Capitalism vigorously pursued might produce trade cycles and long periods of high unemployment; it might produce anxiety in yesterday’s successful entrepreneurs who now face competition from today’s upstart entrepreneurs; it might cause too many people to become obese; it might kill off animal species in unusually high numbers; it might cause the earth’s climate to change; it might create asset bubbles; it might spark envy and over-work in the Smiths who are trying to keep up with their neighbors, the Joneses. It might do these things and others that reasonable people might regard as unfortunate in comparison with some imaginable paradise.
But we must never lose sight of this important asymmetry: complete or near-complete state control of the economy has proven to be a sure recipe for deep impoverishment and brutal tyranny, while historical periods that have been close to laissez faire – that is, much closer to laissez faire than is America at the dawn of 2012 – have produced nothing remotely of the sort.

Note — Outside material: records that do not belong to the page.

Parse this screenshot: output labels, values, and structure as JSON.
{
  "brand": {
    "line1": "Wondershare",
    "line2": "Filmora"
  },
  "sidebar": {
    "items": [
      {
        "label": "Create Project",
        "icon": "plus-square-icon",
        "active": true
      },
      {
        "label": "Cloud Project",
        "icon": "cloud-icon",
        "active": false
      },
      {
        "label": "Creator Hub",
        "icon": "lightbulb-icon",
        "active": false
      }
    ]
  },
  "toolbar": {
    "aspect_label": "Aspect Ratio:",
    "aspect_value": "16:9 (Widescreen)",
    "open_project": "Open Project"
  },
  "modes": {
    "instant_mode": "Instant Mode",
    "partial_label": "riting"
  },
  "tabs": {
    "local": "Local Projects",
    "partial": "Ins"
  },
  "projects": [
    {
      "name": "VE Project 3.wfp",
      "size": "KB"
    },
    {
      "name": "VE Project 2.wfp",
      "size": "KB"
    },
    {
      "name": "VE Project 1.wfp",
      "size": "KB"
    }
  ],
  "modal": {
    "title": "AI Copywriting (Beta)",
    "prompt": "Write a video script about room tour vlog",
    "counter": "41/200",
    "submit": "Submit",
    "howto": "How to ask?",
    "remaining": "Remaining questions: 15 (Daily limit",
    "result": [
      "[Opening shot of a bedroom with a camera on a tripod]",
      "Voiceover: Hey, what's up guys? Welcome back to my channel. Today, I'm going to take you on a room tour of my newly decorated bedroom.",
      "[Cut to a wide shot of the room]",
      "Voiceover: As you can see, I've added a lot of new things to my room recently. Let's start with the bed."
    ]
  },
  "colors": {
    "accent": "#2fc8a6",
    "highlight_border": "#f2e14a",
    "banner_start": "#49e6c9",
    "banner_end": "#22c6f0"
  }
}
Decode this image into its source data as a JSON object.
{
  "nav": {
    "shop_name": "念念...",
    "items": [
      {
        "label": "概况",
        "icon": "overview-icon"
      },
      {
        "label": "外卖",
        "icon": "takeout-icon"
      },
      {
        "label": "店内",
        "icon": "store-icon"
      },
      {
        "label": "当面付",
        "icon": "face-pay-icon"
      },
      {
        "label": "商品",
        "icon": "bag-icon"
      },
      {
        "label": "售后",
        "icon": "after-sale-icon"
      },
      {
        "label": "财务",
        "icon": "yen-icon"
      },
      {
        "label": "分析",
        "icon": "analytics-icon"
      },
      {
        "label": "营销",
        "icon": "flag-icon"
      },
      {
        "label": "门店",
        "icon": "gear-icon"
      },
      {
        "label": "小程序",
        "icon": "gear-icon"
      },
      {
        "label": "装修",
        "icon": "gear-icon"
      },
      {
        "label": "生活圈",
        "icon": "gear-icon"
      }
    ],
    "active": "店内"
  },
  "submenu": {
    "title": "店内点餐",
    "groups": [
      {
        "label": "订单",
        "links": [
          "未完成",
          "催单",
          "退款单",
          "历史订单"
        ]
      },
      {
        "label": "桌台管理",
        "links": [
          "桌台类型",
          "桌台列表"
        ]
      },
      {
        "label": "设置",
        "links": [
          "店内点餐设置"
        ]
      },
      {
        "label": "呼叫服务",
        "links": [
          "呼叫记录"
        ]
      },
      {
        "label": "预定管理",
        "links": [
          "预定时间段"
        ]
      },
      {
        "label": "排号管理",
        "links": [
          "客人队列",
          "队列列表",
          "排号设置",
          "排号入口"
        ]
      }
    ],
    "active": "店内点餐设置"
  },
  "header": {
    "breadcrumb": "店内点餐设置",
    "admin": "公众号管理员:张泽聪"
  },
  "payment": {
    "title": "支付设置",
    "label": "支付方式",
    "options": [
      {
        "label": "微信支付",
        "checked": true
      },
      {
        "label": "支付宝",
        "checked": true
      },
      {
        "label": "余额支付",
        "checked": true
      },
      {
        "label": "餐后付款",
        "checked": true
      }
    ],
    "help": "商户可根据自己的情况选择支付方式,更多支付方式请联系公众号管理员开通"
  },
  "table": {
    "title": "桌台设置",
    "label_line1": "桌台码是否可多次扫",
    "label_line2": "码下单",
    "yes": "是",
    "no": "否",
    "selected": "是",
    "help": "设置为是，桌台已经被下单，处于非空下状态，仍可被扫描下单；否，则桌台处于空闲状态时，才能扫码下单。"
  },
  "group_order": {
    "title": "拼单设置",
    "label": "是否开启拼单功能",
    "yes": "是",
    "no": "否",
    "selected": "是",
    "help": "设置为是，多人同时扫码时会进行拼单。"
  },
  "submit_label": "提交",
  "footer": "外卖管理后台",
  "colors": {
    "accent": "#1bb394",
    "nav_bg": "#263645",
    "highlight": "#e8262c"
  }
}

Indeed, whatever problems might be caused by more and more reliance upon laissez faire capitalism are always accompanied by – and are at least partially (and arguably more than completely) off-set by – unambiguous benefits of capitalism such as the elimination of starvation, more abundant supplies of clothing, and better housing.
Any problems promoted by greater and greater reliance upon capitalism, in short, are first-world problems (which isn’t to say that these problems should be tolerated); they are problems incomparably more tolerable than are the horrors promoted by the elimination of capitalism.